A computer is a computer and is just a computer. Regardless of it's size, computing power and how much data it can store, it will still be just a computer - a number-cruncher and data analyzer. You cannot program it to develop a consciousness, to feel true emotions and many other human attributes. The brain and it's mind are much more complex than any inorganic mechanism. The whole really IS greater than the sum of all it's parts.
 
The beginning of the forum is very interesting.
But after it going every day discussions “possible or not” like yours. Stupid or not.

2 Light
Of course without psychology and biology it just a computer and a hardware. And i.m.h.o. when it will be created a half of scientific work on it will be psychology work.


ps: sorry for my eng

pps: someone here already have a parry possible or not ? ;)
 
AB_saratov said:
The beginning of the forum is very interesting.
But after it going every day discussions “possible or not” like yours. Stupid or not.

2 Light
Of course without psychology and biology it just a computer and a hardware. And i.m.h.o. when it will be created a half of scientific work on it will be psychology work.

Interesting, but it immediately raises the question: how do you do "psychology work" on a computer? Easy enough to say... but how do you actually do that?
 
Light said:
Interesting, but it immediately raises the question: how do you do "psychology work" on a computer? Easy enough to say... but how do you actually do that?

Maybe someday we'll have to figure that out. MRI, CPU-Scan?
 
I ? I just interesting in Psychology, etology, programming, and data sequence. And now searching for latest news about MI creating.

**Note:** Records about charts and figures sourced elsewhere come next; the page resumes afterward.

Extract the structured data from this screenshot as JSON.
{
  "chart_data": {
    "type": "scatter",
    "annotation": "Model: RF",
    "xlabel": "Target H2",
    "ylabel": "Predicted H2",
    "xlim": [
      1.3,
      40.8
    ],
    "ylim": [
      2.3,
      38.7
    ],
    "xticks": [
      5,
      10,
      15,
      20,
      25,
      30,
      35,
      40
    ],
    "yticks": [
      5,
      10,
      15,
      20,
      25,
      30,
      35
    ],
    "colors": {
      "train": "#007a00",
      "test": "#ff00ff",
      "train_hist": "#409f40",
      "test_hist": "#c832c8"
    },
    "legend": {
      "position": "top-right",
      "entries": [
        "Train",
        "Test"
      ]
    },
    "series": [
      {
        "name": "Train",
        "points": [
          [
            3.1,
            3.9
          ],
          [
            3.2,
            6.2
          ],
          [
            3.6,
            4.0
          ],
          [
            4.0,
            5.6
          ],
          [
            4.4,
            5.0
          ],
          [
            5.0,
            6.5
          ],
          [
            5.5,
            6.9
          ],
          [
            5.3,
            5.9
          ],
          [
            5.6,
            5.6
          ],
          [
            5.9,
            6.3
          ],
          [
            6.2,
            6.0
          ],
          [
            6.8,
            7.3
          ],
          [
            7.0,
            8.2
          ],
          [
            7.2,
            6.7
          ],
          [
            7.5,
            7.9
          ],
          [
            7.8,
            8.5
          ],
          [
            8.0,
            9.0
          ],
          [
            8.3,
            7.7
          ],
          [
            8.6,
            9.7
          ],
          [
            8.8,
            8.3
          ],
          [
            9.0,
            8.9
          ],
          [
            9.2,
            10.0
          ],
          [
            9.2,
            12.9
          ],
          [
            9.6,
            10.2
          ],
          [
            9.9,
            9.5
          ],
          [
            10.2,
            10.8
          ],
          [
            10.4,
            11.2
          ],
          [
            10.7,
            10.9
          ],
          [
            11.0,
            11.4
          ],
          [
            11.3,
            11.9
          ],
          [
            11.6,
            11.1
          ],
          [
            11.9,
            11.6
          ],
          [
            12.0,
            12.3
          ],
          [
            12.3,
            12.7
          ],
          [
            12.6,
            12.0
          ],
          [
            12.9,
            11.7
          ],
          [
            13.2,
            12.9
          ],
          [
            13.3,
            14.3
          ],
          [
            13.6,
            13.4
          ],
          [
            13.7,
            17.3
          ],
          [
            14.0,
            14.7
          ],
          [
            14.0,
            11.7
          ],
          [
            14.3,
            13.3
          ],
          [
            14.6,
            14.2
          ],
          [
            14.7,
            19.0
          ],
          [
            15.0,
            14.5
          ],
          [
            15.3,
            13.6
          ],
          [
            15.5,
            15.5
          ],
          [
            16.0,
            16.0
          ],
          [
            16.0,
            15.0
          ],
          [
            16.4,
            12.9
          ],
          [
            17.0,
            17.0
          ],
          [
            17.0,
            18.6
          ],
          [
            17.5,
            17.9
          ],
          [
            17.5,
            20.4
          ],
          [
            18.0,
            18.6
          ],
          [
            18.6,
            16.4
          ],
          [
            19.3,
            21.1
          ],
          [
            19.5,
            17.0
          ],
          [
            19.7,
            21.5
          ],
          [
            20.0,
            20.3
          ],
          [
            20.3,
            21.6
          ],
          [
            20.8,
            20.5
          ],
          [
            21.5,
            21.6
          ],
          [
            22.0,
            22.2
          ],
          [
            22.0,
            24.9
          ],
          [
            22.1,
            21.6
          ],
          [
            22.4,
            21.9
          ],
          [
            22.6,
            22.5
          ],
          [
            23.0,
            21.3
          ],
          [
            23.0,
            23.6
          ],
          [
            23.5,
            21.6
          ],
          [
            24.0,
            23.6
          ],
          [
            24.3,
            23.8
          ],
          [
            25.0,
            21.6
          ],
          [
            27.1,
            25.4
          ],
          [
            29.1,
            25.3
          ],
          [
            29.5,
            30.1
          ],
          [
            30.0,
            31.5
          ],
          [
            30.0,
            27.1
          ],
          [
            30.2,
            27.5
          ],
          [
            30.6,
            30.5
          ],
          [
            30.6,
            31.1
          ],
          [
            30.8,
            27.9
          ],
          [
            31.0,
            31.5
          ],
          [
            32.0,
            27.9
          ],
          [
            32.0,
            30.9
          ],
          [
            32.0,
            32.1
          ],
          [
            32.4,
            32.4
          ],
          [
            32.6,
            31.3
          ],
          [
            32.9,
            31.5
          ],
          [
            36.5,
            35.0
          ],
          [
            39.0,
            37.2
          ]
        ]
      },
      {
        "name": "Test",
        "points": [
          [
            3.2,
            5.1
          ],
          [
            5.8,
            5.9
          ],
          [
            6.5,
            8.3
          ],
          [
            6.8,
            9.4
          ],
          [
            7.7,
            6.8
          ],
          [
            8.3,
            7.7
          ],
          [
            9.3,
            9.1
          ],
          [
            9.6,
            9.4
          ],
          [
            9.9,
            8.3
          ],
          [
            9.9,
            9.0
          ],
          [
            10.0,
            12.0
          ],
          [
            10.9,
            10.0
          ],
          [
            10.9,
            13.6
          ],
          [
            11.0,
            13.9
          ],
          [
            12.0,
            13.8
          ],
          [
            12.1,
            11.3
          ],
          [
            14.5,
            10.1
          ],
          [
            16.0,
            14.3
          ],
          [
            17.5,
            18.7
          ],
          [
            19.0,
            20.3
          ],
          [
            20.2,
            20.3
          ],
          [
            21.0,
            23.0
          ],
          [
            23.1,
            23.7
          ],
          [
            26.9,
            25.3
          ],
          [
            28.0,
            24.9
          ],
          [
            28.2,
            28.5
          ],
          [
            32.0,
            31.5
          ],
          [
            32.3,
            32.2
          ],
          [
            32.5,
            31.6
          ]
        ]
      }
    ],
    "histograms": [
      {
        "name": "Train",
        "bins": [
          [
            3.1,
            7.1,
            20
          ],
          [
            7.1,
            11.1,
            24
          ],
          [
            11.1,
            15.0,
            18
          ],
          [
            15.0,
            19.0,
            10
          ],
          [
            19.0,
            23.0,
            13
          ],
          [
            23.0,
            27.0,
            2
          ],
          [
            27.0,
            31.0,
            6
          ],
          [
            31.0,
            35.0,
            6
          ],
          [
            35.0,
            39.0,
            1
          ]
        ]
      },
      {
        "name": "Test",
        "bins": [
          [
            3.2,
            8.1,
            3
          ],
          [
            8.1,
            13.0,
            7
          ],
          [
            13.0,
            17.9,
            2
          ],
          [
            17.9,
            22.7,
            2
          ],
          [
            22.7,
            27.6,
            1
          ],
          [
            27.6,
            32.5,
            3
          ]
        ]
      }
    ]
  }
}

If some one know how to do this, he would be a little richer than Bill-gey tssss... :)
 
Light said:
Keep in mind that even though I am a scientist by profession (biology, psychology) I still have to say that your expectations for science and technology are unreasonable.
Why?
And while you expect great complexity, you still tend toward over-simplifying the problem. While it may someday be possible to precisely mimic the operation of a single neuron and then replicate it as many times as we choose, that still cannot function as a human brain.
Why not?
A computer is a computer and is just a computer. [...] You cannot program it to develop a consciousness, to feel true emotions and many other human attributes.
Why not?
The brain and it's mind are much more complex than any inorganic mechanism.
True, but it doesn't mean that it transcends mechanics.
The whole really IS greater than the sum of all it's parts.
You don't know that. You assume it. I don't find it to be a reasonable assumption, without an argument.
 
So, Light, do you suppose that there is something other than 'just neurons'? Anything supernatural? If we assume there is no supernatural element then there is no reason to assume that logical construction of the brain cannot be duplicated by another medium.

For example, it does not matter to you that the atoms which make up your brain change (in part) from day to day. Why should it matter that nerve impulses are controlled by voltage gated ion channels and not MOSFET switches?

It's not the material that counts, it's the what the system does - and you cannot possibly state that 'emotions' and 'feelings' are anything more than that if you disregard the supernatural.

Current AI is a (as you would probably agree) blind, mechanical 'dumb' computer trick that looks as if it's clever. However, that is the so-called top down approach. to build AI from artifical neurons (...bottom up) would create something that works in the same way as a brain.